Random errors are called errors that change their magnitude and sign in an unpredictable way from experiment to experiment. The appearance of random errors is due to many diverse and uncontrollable reasons.

For example, when weighing with scales, these reasons may be air vibrations, settled dust particles, different friction in the left and right suspension of cups, etc. Random errors manifest themselves in the fact that, having made measurements of the same value X under the same experimental conditions, we get several differing values: X1, X2, X3,..., Xi,..., Xn, where Xi is the result of the i-th measurement. It is not possible to establish any pattern between the results, therefore the result of the i -th measurement of X is considered a random variable. Random errors can have a certain impact on a single measurement, but with repeated measurements they obey statistical laws and their influence on the measurement results can be taken into account or significantly reduced.

Mistakes and gross errors– excessively large errors that clearly distort the measurement result. This class of errors is most often caused by incorrect actions of the experimenter (for example, due to inattention, instead of the instrument reading “212”, a completely different number is recorded - “221”). Measurements containing misses and gross errors should be discarded.

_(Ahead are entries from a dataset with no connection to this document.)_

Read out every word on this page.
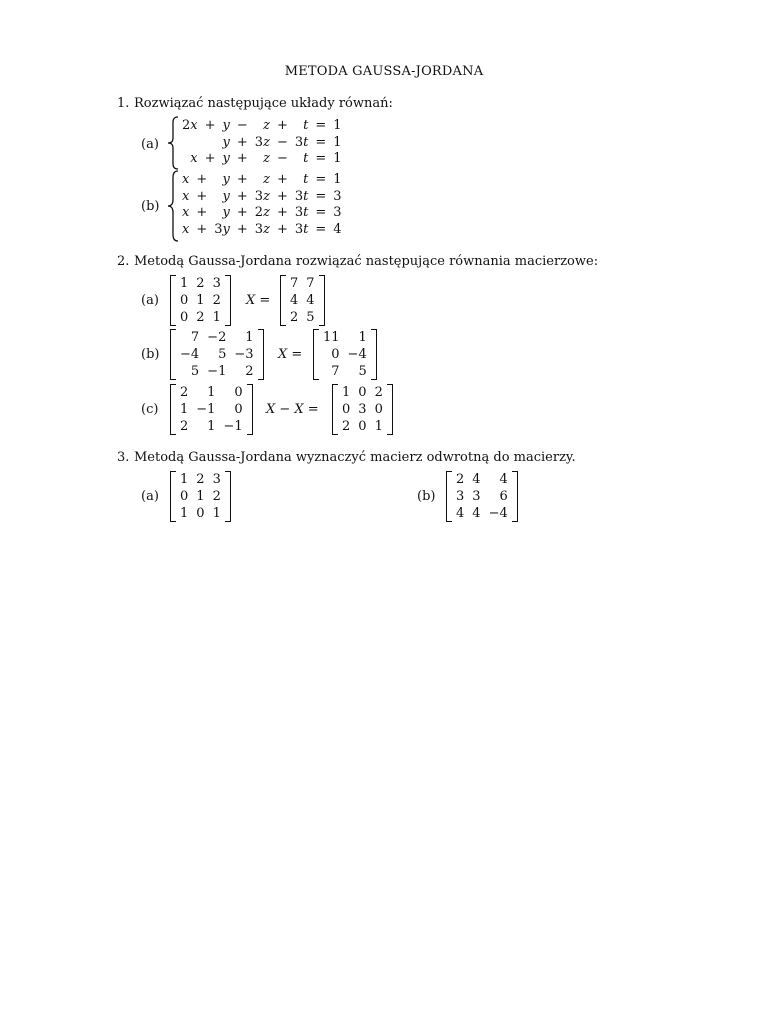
METODA GAUSSA-JORDANA
1. Rozwiązać następujące układy równań:
(a)
2x	+	y	−	z	+	t	=	1
		y	+	3z	−	3t	=	1
x	+	y	+	z	−	t	=	1
(b)
x	+	y	+	z	+	t	=	1
x	+	y	+	3z	+	3t	=	3
x	+	y	+	2z	+	3t	=	3
x	+	3y	+	3z	+	3t	=	4
2. Metodą Gaussa-Jordana rozwiązać następujące równania macierzowe:
(a)
1	2	3
0	1	2
0	2	1
X =
7	7
4	4
2	5
(b)
7	−2	1
−4	5	−3
5	−1	2
X =
11	1
0	−4
7	5
(c)
2	1	0
1	−1	0
2	1	−1
X − X =
1	0	2
0	3	0
2	0	1
3. Metodą Gaussa-Jordana wyznaczyć macierz odwrotną do macierzy.
(a)
1	2	3
0	1	2
1	0	1
(b)
2	4	4
3	3	6
4	4	−4
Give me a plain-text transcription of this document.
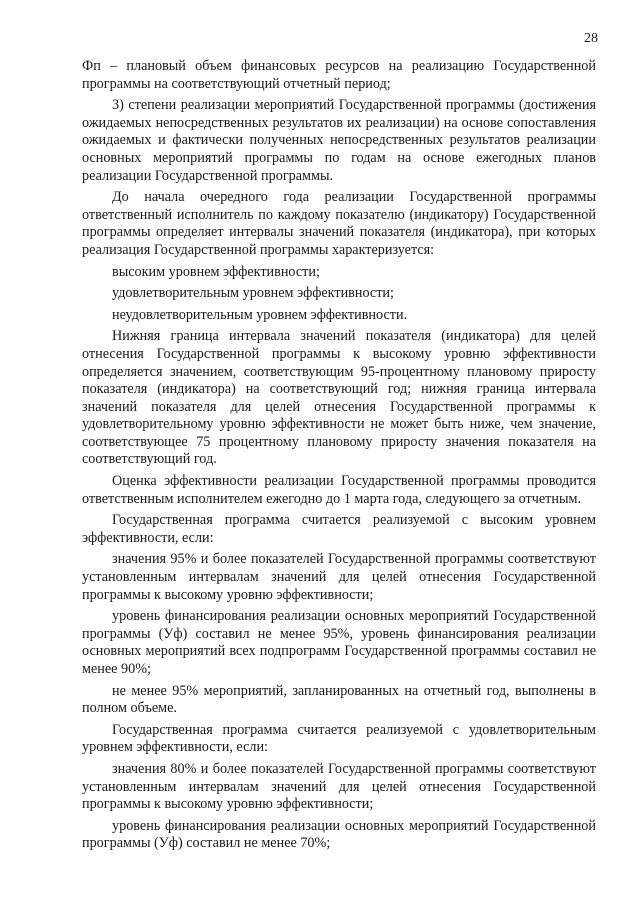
28

Фп – плановый объем финансовых ресурсов на реализацию Государственной программы на соответствующий отчетный период;

3) степени реализации мероприятий Государственной программы (достижения ожидаемых непосредственных результатов их реализации) на основе сопоставления ожидаемых и фактически полученных непосредственных результатов реализации основных мероприятий программы по годам на основе ежегодных планов реализации Государственной программы.

До начала очередного года реализации Государственной программы ответственный исполнитель по каждому показателю (индикатору) Государственной программы определяет интервалы значений показателя (индикатора), при которых реализация Государственной программы характеризуется:

высоким уровнем эффективности;

удовлетворительным уровнем эффективности;

неудовлетворительным уровнем эффективности.

Нижняя граница интервала значений показателя (индикатора) для целей отнесения Государственной программы к высокому уровню эффективности определяется значением, соответствующим 95-процентному плановому приросту показателя (индикатора) на соответствующий год; нижняя граница интервала значений показателя для целей отнесения Государственной программы к удовлетворительному уровню эффективности не может быть ниже, чем значение, соответствующее 75 процентному плановому приросту значения показателя на соответствующий год.

Оценка эффективности реализации Государственной программы проводится ответственным исполнителем ежегодно до 1 марта года, следующего за отчетным.

Государственная программа считается реализуемой с высоким уровнем эффективности, если:

значения 95% и более показателей Государственной программы соответствуют установленным интервалам значений для целей отнесения Государственной программы к высокому уровню эффективности;

уровень финансирования реализации основных мероприятий Государственной программы (Уф) составил не менее 95%, уровень финансирования реализации основных мероприятий всех подпрограмм Государственной программы составил не менее 90%;

не менее 95% мероприятий, запланированных на отчетный год, выполнены в полном объеме.

Государственная программа считается реализуемой с удовлетворительным уровнем эффективности, если:

значения 80% и более показателей Государственной программы соответствуют установленным интервалам значений для целей отнесения Государственной программы к высокому уровню эффективности;

уровень финансирования реализации основных мероприятий Государственной программы (Уф) составил не менее 70%;
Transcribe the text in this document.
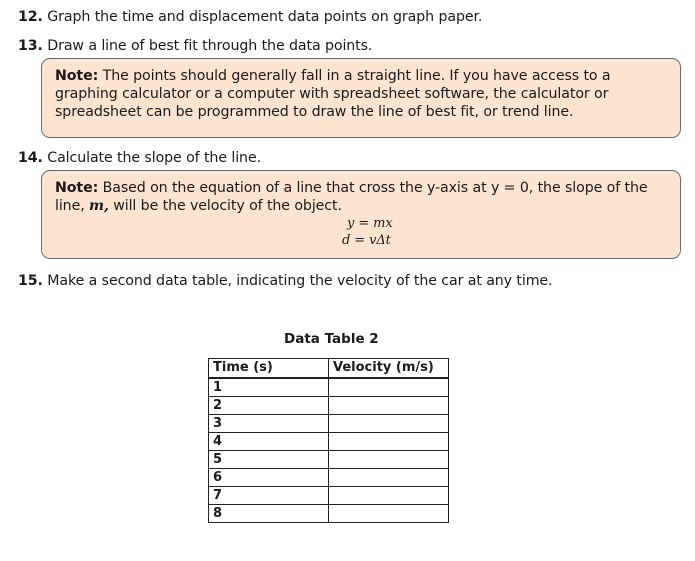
12. Graph the time and displacement data points on graph paper.
13. Draw a line of best fit through the data points.
Note: The points should generally fall in a straight line. If you have access to a
graphing calculator or a computer with spreadsheet software, the calculator or
spreadsheet can be programmed to draw the line of best fit, or trend line.
14. Calculate the slope of the line.
Note: Based on the equation of a line that cross the y-axis at y = 0, the slope of the
line, m, will be the velocity of the object.
y = mx
d = vΔt
15. Make a second data table, indicating the velocity of the car at any time.
Data Table 2
Time (s)	Velocity (m/s)
1	
2	
3	
4	
5	
6	
7	
8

Measurements can be carried out in terms of their accuracy using technical and laboratory methods.

When using technical methods, the measurement is carried out once. In this case, they are satisfied with such accuracy that the error does not exceed a certain, predetermined value determined by the error of the measuring equipment used.

With laboratory measurement methods, it is necessary to more accurately indicate the value of the measured quantity than is allowed by its single measurement using a technical method. In this case, several measurements are made and the arithmetic mean of the obtained values is calculated, which is taken as the most reliable (true) value of the measured value. Then the accuracy of the measurement result is assessed (taking into account random errors).

From the possibility of carrying out measurements using two methods, it follows that there are two methods for assessing the accuracy of measurements: technical and laboratory.